Lastly, as a comment, robust standard errors allow consistent estimation of the mean model in most circumstances. I'm not sure if these are implemented in SPSS, but R and SAS use these frequently. As with the proportional hazards assumption in the Cox model, when this "model based assumption check" fails, it does not mean the model results are entirely invalid, it's just that the effect estimates are "averaged" over their inconsistent proportionality. For instance, if proportional odds model has excessive numbers of respondents giving top box responses, and a predictor shows a large association for the top box response but smaller association for other cumulative measures, then you'll find that the cumulative odds ratio is a weighted combination of the several thresholded odds ratios, with a higher weight placed upon the top box OR.
Best Answer
It's true, in general, that "calibration" tests will behave differently under a different set of regression adjustments. A lot of statisticians will begin and end fishing expeditions by choosing the magic set of adjustments that leads to a clean pass for model based assumptions. But adjustments also change the scientific question, and shouldn't be chosen on the basis of meeting "calibration" requirements. The proportional odds test is just such a goodness of fit test. Here, I mean calibration as some quasi-counterpart to goodness of fit where significance means rejection of model based assumptions. Of course, in large sample sizes almost all calibration tests fail not because the model is invalid but because the test is overpowered and a 0.05 significance level is arbitrary and unuseful.

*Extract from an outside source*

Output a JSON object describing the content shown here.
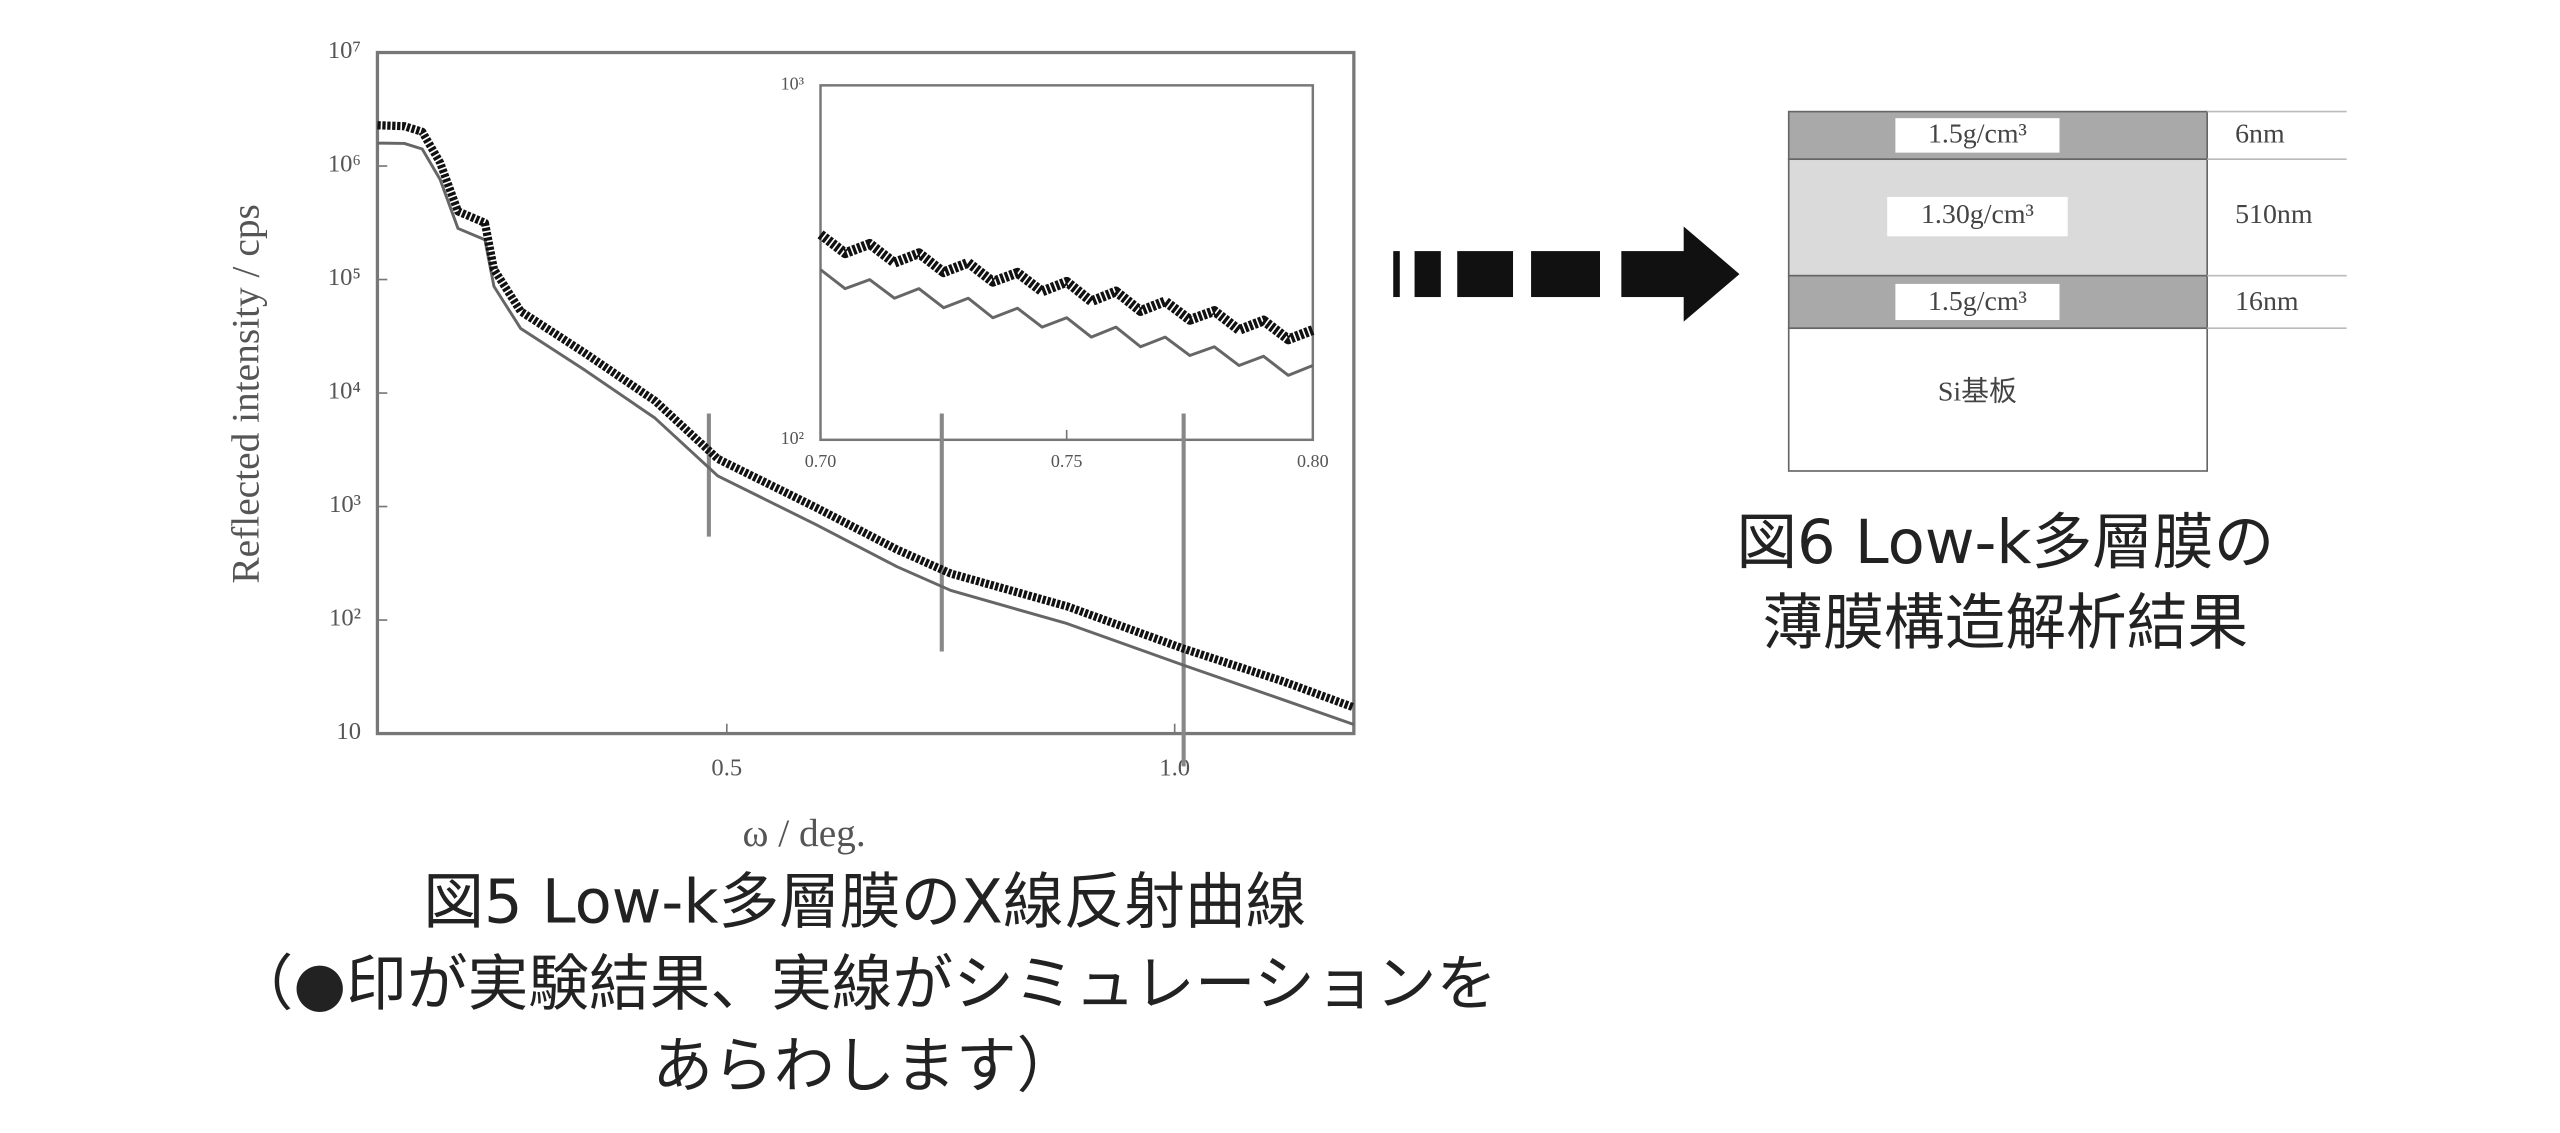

With a larger number of adjustments in the model, the proportional odds model tends toward a saturated model where each stratum specific probability is close or identical to the fitted values. This is a problem when the data structure is sparse.
One way around the issue of non-proportional odds is to just fit the log-linear model. This is the most general form of analysis of categorical data. With this you can summarize any number of summaries: the multinomial model, or odds ratios predicting a response for a cumulatively higher response for each reference category.